Char Siu Pork Belly - Recipe Finder
Char Siu Pork Belly
Photo by:
Chef Roblé & Co., Season 1, Episode 1
Ingredients
- 3 pounds pork belly
- 3 cloves garlic (finely chopped)
- 2 tablespoons vegetable oil
- Kosher salt
- Fresh cracked black pepper
Char Siu Marinade/Sauce:
- 3/4 cup honey
- 1/3 tablespoons hoisin sauce
- 1/3 tablespoons soy sauce
- 1/4 cup Chinese rose wine
- 1 teaspoon ground white pepper
- 12 drops red coloring (optional)
- 4 teaspoons five-spice powder
- 4 teaspoons sesame oil
Directions
1. Add all ingredients for the Char Siu marinade/sauce in a sauce pan. Heat over low heat until all the ingredients are dissolved and fully incorporated Transfer out and let cool.
2. Marinate the pork belly with the Char Siu marinade/sauce and the chopped garlic in the refrigerator overnight. I recommend using a large Ziplock bag to marinate in. Make sure to remove all of the air you can from the bag before sealing. After that, place the bag into an amply sized container before placing in the fridge to marinate overnight.
3. The next day, pre-heat your oven to 425°F. Remove the pork belly from the bag and reserve the Char Siu sauce. Place your pork belly on a clean work surface and pat dry with a paper towel. Next, skin side up, using a sharp knife, score the pork belly 1/2 an inch apart being careful to only score the fat and not the meat. Rub salt into the scores that you have just cut. Brush off any excess salt. Flip the belly over and season the underside with salt and fresh cracked black pepper. Brush with vegetable oil on both sides.

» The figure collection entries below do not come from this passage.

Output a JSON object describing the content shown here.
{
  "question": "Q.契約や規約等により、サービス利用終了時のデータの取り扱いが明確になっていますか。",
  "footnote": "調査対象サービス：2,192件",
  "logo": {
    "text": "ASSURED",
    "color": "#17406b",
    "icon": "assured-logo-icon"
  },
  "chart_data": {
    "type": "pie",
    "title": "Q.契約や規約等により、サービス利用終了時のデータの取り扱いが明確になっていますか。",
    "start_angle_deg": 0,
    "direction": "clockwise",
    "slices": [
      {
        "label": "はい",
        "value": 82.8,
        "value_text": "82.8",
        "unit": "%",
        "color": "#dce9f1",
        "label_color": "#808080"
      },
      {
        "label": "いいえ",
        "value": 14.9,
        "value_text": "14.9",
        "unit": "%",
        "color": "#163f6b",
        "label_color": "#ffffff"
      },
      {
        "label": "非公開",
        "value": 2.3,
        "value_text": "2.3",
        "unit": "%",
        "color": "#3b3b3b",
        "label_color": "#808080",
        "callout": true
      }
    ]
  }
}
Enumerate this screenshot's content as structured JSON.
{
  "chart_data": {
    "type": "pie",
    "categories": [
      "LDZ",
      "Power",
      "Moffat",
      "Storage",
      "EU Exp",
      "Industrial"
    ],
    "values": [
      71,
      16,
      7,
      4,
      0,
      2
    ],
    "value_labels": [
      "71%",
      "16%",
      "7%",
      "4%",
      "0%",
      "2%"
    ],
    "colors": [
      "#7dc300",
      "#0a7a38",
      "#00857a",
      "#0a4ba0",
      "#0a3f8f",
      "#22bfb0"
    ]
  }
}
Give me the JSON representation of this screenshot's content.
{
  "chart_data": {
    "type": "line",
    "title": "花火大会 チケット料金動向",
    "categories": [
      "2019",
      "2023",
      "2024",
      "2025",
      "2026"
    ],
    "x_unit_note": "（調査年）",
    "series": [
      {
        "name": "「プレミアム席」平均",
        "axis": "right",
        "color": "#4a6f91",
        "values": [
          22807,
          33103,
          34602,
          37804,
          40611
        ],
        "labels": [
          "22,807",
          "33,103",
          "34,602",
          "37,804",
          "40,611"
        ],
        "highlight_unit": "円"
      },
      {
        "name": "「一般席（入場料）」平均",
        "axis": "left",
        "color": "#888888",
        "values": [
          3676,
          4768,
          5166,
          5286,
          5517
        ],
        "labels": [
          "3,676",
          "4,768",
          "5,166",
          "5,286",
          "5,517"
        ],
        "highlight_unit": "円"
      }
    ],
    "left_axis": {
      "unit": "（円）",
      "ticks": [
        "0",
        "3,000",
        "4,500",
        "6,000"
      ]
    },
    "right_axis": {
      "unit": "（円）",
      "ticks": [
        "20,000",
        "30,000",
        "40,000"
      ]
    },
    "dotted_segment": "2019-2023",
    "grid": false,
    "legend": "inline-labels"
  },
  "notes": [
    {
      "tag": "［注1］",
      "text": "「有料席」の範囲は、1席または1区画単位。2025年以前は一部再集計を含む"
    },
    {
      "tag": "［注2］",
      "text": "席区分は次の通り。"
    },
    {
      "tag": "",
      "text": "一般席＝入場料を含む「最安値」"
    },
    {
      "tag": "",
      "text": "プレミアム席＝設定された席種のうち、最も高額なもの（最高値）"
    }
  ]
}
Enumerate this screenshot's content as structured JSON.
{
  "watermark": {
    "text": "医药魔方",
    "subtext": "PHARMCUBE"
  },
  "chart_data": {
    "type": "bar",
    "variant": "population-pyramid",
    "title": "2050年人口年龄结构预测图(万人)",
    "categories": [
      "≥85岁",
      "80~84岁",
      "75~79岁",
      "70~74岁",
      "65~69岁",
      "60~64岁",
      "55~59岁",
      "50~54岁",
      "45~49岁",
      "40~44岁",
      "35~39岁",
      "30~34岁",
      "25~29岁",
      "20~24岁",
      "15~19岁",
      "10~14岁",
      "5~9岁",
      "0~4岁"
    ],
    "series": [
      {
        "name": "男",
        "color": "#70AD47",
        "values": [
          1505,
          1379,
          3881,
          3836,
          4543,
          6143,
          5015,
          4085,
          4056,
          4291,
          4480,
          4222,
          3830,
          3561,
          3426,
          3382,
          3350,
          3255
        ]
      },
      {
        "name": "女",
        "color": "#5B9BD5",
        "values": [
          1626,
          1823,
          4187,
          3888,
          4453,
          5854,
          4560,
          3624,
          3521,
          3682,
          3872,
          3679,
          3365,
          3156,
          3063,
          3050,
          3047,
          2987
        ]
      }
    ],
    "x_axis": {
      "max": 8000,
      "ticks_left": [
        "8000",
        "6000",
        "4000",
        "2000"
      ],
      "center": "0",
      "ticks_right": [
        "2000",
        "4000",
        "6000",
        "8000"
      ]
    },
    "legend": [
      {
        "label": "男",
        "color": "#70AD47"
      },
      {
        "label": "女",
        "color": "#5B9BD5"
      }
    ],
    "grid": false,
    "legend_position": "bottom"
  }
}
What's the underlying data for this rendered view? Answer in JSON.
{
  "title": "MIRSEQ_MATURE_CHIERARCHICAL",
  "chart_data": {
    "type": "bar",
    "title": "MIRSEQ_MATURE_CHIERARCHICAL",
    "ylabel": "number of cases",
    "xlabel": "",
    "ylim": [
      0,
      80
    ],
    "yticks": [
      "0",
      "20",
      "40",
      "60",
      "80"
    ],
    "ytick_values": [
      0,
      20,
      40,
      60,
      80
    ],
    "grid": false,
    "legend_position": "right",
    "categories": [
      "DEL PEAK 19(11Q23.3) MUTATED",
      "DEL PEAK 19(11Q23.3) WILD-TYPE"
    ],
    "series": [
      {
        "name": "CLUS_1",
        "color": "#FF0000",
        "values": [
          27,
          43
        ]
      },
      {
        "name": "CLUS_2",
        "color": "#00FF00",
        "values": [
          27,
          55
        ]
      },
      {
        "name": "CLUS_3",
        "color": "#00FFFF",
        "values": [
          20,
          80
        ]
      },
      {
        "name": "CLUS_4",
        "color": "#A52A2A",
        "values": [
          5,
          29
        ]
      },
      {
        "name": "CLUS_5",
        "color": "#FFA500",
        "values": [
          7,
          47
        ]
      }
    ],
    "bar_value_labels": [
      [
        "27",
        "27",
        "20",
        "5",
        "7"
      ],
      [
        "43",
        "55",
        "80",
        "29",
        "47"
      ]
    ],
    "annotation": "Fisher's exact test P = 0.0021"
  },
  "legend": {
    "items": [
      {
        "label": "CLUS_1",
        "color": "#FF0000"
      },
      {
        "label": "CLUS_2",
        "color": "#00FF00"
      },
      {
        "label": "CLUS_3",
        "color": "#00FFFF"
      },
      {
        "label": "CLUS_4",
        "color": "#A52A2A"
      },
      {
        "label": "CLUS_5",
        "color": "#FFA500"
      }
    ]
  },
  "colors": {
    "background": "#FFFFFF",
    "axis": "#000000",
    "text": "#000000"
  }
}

4. Take the reserved Char Siu marinade/sauce and place into an amply sized sauce pot. Reduce the liquid over medium heat until it thickens to a syrupy consistency. Season with kosher salt to taste. This is now your Char Siu sauce.
5. While your Char Siu sauce is reducing, take your pork and place it on an oiled and amply sized roasting trey skin side up. Roast for about 1/2 an hour until the skin starts to puff up and you can see a crackling start to form. Turn the heat down to 350 and roast for another hour.
6. Take out of the oven and baste with your warm Char Siu sauce. Let the pork rest for 10 minutes and cut across the grain into bite sized pieces. Feel free to base the pork again after it is cut.
7. You can serve with rice or noodles and any vegetables you want. I’d keep it simple and go with some steamed broccoli. You can also serve it social by putting each bite sized piece on a stick like we did on the show.
Notes
You don’t have to roast the pork in the oven. You can also use an outdoor grill with precise temperature control. This will add even more flavor to your finished product.
Do whatever your living space can accommodate. I know that we don’t all have fancy grills!!!